Many things can be done reduce noise. The goal of the teacher is to limit hard surfaces that can cause sounds to echo. By covering these surfaces, the teacher will eliminate some of the background noise that may interfere with the hearing of the students. Easterbrooks (1998) and Ratcliffe (2004) noted that some of the ways to reduce sound include:
- Cover tile floors with carpet
- Put rubber tips on the legs of chairs
- Cover tables with cloths
- Place acoustic tiles on walls
- Hang thick curtains
- Make sure lights and other equipment are in good working order
- Shut doors and windows when outside noises are present.
By making these accommodations in the classroom, the students should be able to focus more on the teacher’s voice and less on the varying noises throughout the classroom.
In addition to modifying the environment, careful consideration needs to be made as to where the classroom is located, when lessons and instructions are to be given, and how the students will work individually and in groups. Room location is vital to how much background noise will be generated. A classroom located next to a gym or cafeteria may prove to be too noisy and cause all students to lose focus or have difficulty hearing the teacher’s voice.
If it is not possible to locate a classroom where there will be minimal outside noise, the teacher needs to take into consideration the movement of students near the classroom when planning lessons. It would not benefit the students to give important instructions while other students are moving about the hallways. The teacher needs to plan the instructional time when there is the least amount of noise creating distractions. The teacher also needs to plan the working time of the students so that group discussions and individual work do not interfere with each other, causing too much background noise in the classroom (Anderson, 2001; Ratcliffe, 2004).
Group discussions are another source for noise within the classroom that can diminish listening ability. While working in groups, students need to be reminded to be conscious of the loudness of their voices so as not to distract other groups who are working. They also need to follow many of the same rules as the teacher does for speaking, such as:
- Speaking naturally
- Keeping hands away from their mouths
- Identifying who is going to speak next
- Allowing only one person to speak at a time
- Arranging the group so everyone can see each other
- Requiring students to ask for clarification
These rules will help to aid in discussions in the classroom and to eliminate some of the distracting background noise (NDCS, 2004). The teacher may also want students to report back to the class on their group’s discussion. They can display the information on a piece of large paper, allowing all students to benefit from seeing and hearing the information (BCME, 2001).
Throughout emergency situations, the teacher or an assigned "buddy" should (a) indicate the nature of the situation, and (b) responsibly and quickly move students to safety. Practices of potential emergency responses are essential (Waldron, 2006).
Many alarm systems are based solely on a person’s ability to hear the signals as they are activated. A child who is deaf or hard of hearing may have difficulty hearing the alarm sounding throughout the classroom and school.

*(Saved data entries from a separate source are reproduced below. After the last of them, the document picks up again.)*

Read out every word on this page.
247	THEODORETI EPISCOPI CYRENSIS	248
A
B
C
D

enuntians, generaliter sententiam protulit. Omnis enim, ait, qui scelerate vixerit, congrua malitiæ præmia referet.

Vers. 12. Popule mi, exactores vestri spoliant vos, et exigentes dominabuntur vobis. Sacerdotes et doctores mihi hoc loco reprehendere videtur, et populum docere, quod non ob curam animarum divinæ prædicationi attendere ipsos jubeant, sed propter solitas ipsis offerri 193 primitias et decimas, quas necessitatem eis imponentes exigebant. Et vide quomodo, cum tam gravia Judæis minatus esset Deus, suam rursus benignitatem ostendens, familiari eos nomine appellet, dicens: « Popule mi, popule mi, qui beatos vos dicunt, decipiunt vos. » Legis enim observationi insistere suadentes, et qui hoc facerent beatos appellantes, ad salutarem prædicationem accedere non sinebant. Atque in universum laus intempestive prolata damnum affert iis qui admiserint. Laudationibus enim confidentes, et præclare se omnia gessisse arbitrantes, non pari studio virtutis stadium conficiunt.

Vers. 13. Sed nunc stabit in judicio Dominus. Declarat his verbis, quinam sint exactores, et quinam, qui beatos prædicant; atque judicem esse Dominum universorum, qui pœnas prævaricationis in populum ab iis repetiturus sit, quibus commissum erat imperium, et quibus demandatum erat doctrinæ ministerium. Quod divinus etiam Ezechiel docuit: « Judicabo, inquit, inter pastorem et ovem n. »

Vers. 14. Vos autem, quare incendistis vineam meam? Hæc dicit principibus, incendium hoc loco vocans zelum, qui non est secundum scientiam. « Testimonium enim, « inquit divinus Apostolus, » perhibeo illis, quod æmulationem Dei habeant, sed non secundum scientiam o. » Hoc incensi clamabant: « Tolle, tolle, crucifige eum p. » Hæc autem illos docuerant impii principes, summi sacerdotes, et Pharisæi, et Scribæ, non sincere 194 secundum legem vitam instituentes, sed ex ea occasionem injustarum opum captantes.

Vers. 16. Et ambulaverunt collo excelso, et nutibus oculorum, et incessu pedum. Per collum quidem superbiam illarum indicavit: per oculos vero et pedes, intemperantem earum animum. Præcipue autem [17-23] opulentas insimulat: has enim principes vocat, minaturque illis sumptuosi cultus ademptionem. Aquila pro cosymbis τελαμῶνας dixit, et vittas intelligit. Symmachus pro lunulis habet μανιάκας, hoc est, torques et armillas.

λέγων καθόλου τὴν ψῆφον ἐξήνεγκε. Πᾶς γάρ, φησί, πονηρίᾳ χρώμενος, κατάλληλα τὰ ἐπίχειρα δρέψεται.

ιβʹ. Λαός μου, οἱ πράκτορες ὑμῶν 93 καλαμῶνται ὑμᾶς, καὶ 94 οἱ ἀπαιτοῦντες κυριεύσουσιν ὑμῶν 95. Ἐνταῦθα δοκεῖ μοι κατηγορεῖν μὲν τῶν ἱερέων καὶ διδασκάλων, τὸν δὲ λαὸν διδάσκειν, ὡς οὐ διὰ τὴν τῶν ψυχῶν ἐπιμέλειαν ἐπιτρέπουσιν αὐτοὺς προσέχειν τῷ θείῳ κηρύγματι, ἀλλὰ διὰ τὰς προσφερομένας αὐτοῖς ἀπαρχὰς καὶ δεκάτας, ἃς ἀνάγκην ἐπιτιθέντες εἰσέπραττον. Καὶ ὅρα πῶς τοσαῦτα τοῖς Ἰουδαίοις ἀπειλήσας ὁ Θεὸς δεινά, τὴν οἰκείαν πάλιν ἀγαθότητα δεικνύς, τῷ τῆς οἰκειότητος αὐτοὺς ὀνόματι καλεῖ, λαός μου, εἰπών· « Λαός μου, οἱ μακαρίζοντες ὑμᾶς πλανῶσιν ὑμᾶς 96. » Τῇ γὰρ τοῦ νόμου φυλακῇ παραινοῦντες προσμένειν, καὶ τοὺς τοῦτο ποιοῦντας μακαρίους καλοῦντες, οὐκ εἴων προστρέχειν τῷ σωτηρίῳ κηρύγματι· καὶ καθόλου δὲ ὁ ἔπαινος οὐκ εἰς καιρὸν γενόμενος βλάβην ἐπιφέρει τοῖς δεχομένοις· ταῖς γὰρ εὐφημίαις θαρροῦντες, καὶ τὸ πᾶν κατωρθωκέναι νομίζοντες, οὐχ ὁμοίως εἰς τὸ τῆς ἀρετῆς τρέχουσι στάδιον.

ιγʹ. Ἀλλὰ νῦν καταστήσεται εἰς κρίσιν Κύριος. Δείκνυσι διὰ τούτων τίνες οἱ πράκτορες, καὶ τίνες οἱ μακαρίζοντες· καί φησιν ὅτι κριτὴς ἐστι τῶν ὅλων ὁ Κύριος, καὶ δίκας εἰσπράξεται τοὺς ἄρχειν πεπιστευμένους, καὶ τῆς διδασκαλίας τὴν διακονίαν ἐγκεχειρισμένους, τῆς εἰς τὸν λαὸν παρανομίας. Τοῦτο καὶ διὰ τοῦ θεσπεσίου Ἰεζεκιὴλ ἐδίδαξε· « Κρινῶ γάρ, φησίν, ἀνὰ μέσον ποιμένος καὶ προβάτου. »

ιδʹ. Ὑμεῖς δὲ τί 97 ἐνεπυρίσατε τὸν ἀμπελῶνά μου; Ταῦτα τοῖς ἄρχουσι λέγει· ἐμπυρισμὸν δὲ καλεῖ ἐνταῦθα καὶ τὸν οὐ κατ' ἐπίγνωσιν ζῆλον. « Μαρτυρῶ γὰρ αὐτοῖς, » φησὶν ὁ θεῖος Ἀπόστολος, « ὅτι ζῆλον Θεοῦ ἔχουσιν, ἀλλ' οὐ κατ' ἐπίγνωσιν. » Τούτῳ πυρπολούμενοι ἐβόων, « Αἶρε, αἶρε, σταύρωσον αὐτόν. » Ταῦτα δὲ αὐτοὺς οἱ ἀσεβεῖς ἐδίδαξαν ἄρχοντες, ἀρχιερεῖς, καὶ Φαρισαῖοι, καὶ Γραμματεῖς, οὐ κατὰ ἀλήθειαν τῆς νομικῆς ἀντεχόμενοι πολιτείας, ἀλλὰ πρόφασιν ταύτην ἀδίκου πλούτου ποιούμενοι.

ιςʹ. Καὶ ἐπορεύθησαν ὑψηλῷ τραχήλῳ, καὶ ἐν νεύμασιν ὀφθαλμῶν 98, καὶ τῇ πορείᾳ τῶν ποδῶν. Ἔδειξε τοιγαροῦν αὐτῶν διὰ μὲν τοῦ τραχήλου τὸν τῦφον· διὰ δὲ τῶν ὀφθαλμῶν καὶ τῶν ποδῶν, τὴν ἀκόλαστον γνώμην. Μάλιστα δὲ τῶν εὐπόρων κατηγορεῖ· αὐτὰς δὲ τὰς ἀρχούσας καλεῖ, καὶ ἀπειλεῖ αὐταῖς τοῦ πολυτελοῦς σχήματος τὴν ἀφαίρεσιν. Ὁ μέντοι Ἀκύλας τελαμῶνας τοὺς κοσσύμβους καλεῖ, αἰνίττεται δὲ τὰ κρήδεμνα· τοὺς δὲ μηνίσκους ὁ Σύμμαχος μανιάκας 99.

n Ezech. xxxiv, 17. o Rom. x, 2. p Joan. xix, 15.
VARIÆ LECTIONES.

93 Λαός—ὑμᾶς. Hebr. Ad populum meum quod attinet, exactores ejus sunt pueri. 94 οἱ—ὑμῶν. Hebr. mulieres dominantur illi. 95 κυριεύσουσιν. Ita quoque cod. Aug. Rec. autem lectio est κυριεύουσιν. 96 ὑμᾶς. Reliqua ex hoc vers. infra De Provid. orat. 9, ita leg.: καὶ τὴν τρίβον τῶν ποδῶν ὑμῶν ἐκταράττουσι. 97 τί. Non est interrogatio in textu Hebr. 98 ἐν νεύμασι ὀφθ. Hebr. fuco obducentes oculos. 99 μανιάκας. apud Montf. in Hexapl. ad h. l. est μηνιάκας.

It is important for the teacher to set up a system for the student to understand what is going on. This could include writing on the board in capital letters “FIRE DRILL,” posting a neon sign on the board or the student’s desk, or using a picture cue to tell the child that there is an alarm sounding. The best way to accommodate the student would be to have a flashing fire alarm (or other alarm system) installed within the room (Keller, 2004). This way, a child who cannot hear the alarm sounding would independently understand what is going on within the room. In many areas, laws require flashing lights to be part of an emergency indicator structure.